"Wanna drop some acid...?"

"Where the hell are they?"

Lenore was incredulous.

"They went back the way they came," Molina replied. "I tried to talk them out of it, but they wouldn't listen. Finally I got an AK47 up my nose. I stopped trying to convince them. And, they, uh, took all the food."

"I thought they were looking for a way through!" Milo screeched. He was pissed off, naked, waving his arms and stomping back and forth like a cartoon lunatic, and not caring.

"They got one" said Molina, calmly. "I showed them on their map how we came. That's all Capitán Jauregui wanted -- a plausible way to tell his commander they made it. So he'll lie, report they got through the Darién Gap, and that when they did they found bodies of farmers, shot. FARC will take it from there. Meantime, El Capitán finally gets some leave so he can see his wife and kids for a few days."

Nobody said anything for long minutes. Molina tried not to ogle in Milo's direction, but couldn't help it. Milo eventually noticed Molina's involuntary eye-darts toward his pelvis and shifted to a more modest postion... Molina smiled a wan, brief thank-you.

Lenore walked back to the van. She returned almost right away, shaking her head disgustedly.

"Fuckers! They got everything. Fifty pounds of rice and fifty of beans. Cleaned us out while were were asleep "

"Goddam those creeps! I had a bad feeling about this," exclaimed Milo, the last night's hazy good will toward FARC already forgotten. He glared at Molina.

"Hey don't look at me like that. Not part of my brief. At least you guys are alive." Molina shrugged again.

"Well, for how long? What do we do now?" asked Lenore. "The van's got a half-tank of gas. Maybe ten gallons more in the jerry cans. No food except crackers, and we killed all the booze last night, too."

"I've got enough gas to go back. You guys probably do too," said Molina, considering. "But I don't think any of us actually want to do that."

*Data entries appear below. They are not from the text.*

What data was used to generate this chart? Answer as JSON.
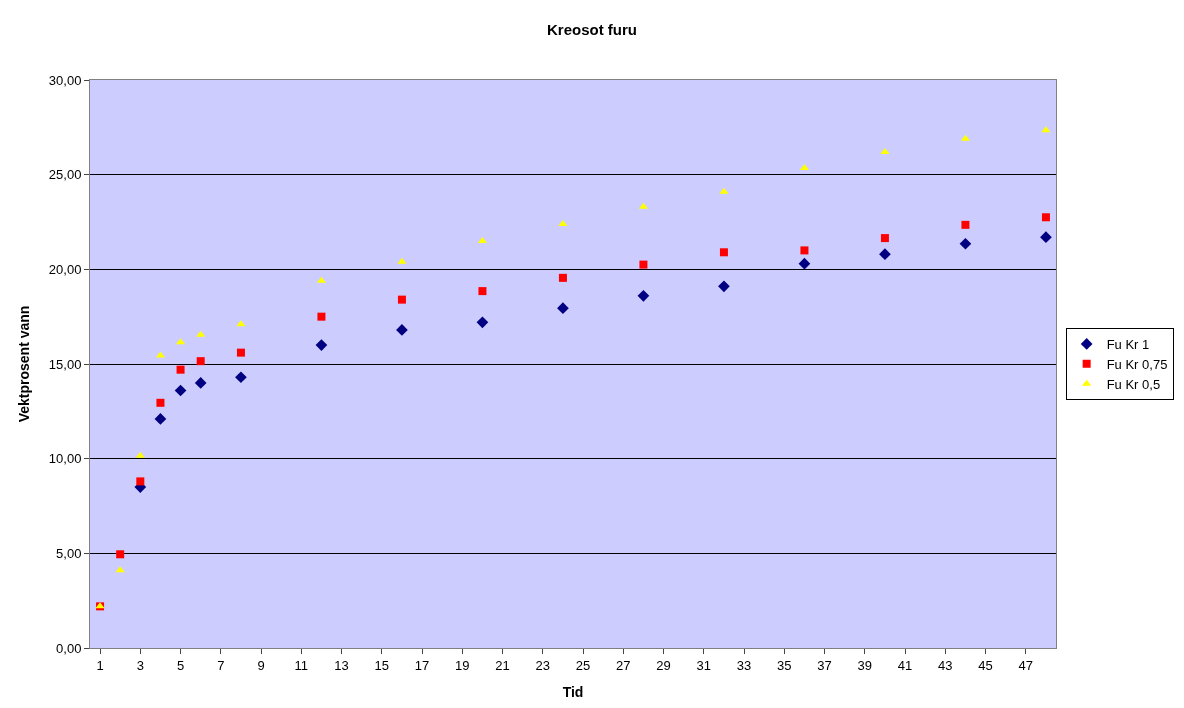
{
  "chart_data": {
    "type": "scatter",
    "title": "Kreosot furu",
    "xlabel": "Tid",
    "ylabel": "Vektprosent vann",
    "x": [
      1,
      2,
      3,
      4,
      5,
      6,
      8,
      12,
      16,
      20,
      24,
      28,
      32,
      36,
      40,
      44,
      48
    ],
    "series": [
      {
        "name": "Fu Kr 1",
        "color": "#000080",
        "marker": "diamond",
        "values": [
          null,
          null,
          8.5,
          12.1,
          13.6,
          14.0,
          14.3,
          16.0,
          16.8,
          17.2,
          17.95,
          18.6,
          19.1,
          20.3,
          20.8,
          21.35,
          21.7
        ]
      },
      {
        "name": "Fu Kr 0,75",
        "color": "#ff0000",
        "marker": "square",
        "values": [
          2.2,
          4.95,
          8.8,
          12.95,
          14.7,
          15.15,
          15.6,
          17.5,
          18.4,
          18.85,
          19.55,
          20.25,
          20.9,
          21.0,
          21.65,
          22.35,
          22.75
        ]
      },
      {
        "name": "Fu Kr 0,5",
        "color": "#ffff00",
        "marker": "triangle",
        "values": [
          2.2,
          4.1,
          10.15,
          15.45,
          16.15,
          16.55,
          17.1,
          19.4,
          20.4,
          21.5,
          22.4,
          23.3,
          24.1,
          25.35,
          26.2,
          26.9,
          27.35
        ]
      }
    ],
    "xlim": [
      0.5,
      48.5
    ],
    "xticks": [
      1,
      3,
      5,
      7,
      9,
      11,
      13,
      15,
      17,
      19,
      21,
      23,
      25,
      27,
      29,
      31,
      33,
      35,
      37,
      39,
      41,
      43,
      45,
      47
    ],
    "ylim": [
      0,
      30
    ],
    "yticks": [
      {
        "value": 0,
        "label": "0,00"
      },
      {
        "value": 5,
        "label": "5,00"
      },
      {
        "value": 10,
        "label": "10,00"
      },
      {
        "value": 15,
        "label": "15,00"
      },
      {
        "value": 20,
        "label": "20,00"
      },
      {
        "value": 25,
        "label": "25,00"
      },
      {
        "value": 30,
        "label": "30,00"
      }
    ],
    "grid": "y",
    "legend": "right"
  }
}
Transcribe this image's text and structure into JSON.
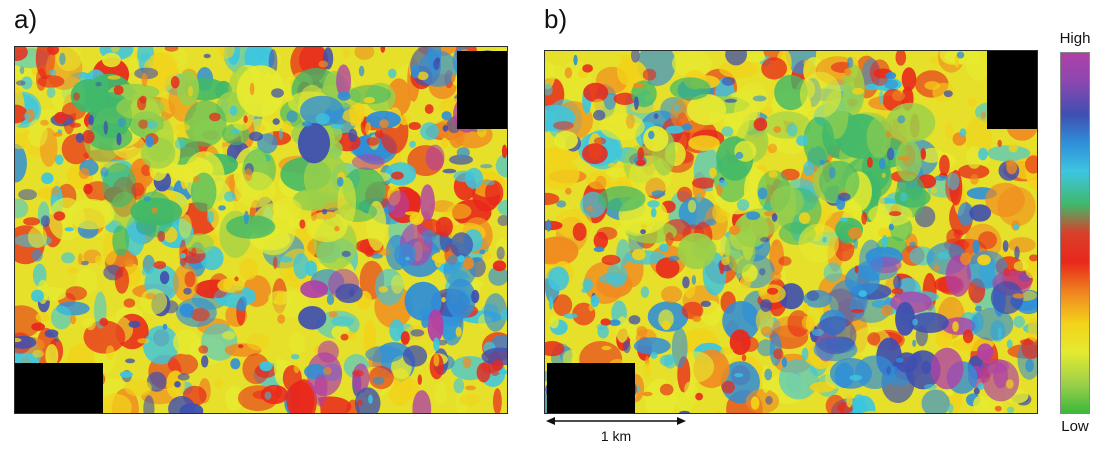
{
  "figure": {
    "panels": [
      {
        "label": "a)",
        "seed": 7
      },
      {
        "label": "b)",
        "seed": 19
      }
    ],
    "colorbar": {
      "high_label": "High",
      "low_label": "Low",
      "colors_top_to_bottom": [
        "#b040a8",
        "#8a48b0",
        "#3f4fb0",
        "#2f8fd8",
        "#3cc6e0",
        "#40b86a",
        "#d8402a",
        "#e8281c",
        "#f08a20",
        "#f2d21a",
        "#e6ea30",
        "#9ad04a",
        "#3cb83c"
      ]
    },
    "scale_bar": {
      "label": "1 km"
    }
  }
}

He looked meaningfully at Milo. Milo looked down at his feet.

At least they still had water. The sun was getting high, and growing warmth underscored their hung-over dehydration. Lenore brought out the crackers and divvied about half of them up evenly between them.

The last part of Lenore's rant -- the part about no booze -- had sent a cold shiver up Milo's back.

No booze meant the unwelcome return of hallucinations so strong he wouldn't be able to keep his pants up -- he could already feel Callie and Furlonger skulking somewhere close by. Then an owl hooted somewhere in the trees.

That gave him an idea. Mybe a bad one, but in the circumstances he was willing to go with it. A quick, desperate mental inventory recalled to him something he hadn't considered since leaving Grace's apartment back in Chicago. Until now. He brightened. Perfect. Milo knew he was going to hallucinate anyway. He figured he could at least pick his own poison.

"Hey!" he blurted brightly. "Wanna drop some acid?"